Because at least one dimension, such as the height, or alternatively, the width (measured between the left and right sides <NUM>, <NUM> of the housing <NUM>) of each of the condenser <NUM> and the radiator <NUM> has been significantly reduced compared to prior art systems, another dimension of the condenser <NUM> and the radiator <NUM> may be increased to achieve a necessary heat exchange surface area. In an embodiment, a depth of both the condenser <NUM> and the radiator <NUM> has been extended to achieve the required surface area. The total depth of the condenser <NUM> and the radiator <NUM> may be determined in part by the constraints of the available space within the housing <NUM> of the trailer refrigeration unit <NUM><NUM>.

Further, the radiator <NUM> may include a single radiator coil, or in some embodiments, may include a plurality of radiator coils fluidly coupled to one another and arranged in series relative to the air flow A. Although the depth of the condenser <NUM> and the total depth of the one or more radiators <NUM> may be the same, as shown in <FIG>, embodiments where the depth of the radiator <NUM> is different than the depth of the condenser <NUM>, such as less than the depth of the condenser <NUM> for example, are also contemplated herein.

A refrigeration unit having both a condenser <NUM> and a radiator <NUM> positioned to receive a direct flow of unconditioned, ambient air will increase the ability of the radiator <NUM> to reject heat.

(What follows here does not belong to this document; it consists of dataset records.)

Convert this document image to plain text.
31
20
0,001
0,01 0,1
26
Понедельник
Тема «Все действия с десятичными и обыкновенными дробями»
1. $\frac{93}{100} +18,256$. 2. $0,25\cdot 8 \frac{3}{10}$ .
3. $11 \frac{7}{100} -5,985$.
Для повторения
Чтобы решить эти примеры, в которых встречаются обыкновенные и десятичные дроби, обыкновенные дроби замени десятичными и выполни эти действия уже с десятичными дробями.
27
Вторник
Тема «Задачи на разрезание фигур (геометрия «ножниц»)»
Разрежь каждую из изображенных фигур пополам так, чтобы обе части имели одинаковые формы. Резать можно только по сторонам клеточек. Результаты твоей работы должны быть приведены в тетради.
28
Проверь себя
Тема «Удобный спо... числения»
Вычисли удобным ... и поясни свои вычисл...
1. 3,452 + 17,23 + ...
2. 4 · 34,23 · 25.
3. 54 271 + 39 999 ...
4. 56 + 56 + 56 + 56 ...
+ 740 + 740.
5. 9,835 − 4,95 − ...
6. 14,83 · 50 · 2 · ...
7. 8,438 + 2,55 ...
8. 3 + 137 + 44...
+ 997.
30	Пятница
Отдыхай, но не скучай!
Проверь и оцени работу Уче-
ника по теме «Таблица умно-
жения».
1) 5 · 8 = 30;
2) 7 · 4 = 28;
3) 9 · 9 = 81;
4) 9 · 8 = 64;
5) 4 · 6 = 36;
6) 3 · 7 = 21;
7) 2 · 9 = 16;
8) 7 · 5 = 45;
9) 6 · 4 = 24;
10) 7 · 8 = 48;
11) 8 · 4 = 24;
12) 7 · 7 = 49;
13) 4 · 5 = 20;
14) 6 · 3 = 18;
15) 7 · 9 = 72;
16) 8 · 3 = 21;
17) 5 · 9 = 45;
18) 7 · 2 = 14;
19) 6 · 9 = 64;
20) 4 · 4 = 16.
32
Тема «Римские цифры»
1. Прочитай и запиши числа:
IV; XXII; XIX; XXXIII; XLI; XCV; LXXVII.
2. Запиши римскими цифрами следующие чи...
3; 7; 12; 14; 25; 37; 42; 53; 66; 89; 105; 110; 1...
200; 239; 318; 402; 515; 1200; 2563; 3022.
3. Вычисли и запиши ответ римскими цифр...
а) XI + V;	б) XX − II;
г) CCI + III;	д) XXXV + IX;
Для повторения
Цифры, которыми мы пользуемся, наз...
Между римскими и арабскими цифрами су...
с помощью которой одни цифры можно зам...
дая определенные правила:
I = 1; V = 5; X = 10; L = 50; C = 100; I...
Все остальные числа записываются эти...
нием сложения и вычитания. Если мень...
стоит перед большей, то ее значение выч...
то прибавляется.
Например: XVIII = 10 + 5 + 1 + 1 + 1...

This enhanced heat rejection will allow for operation of the refrigeration unit, and specifically of the fuel cell power source during higher ambient temperature conditions.

The term "about" is intended to include the degree of error associated with measurement of the particular quantity based upon the equipment available at the time of filing the present invention.

Claim 1:
A refrigeration system (<NUM>) comprising:
a trailer refrigeration unit (<NUM>) including a housing (<NUM>), and a refrigerant circuit through which a refrigerant is circulated, the refrigerant circuit including a condenser (<NUM>);
a fuel cell configured to generate electrical power for the trailer refrigeration unit (<NUM>); and
a coolant circuit;
characterized in that the coolant circuit includes a radiator (<NUM>), the radiator (<NUM>) configured to dissipate heat generated by the fuel cell, wherein the condenser (<NUM>) and the radiator (<NUM>) are positioned such that each of the condenser (<NUM>) and the radiator (<NUM>) receives a flow of unconditioned ambient air;
the condenser (<NUM>) and the radiator (<NUM>) are positioned within the housing (<NUM>); and
the trailer refrigeration unit (<NUM>) further comprises at least one condenser fan (<NUM>) operable to move the flow of unconditioned ambient air across the condenser (<NUM>) and the radiator (<NUM>).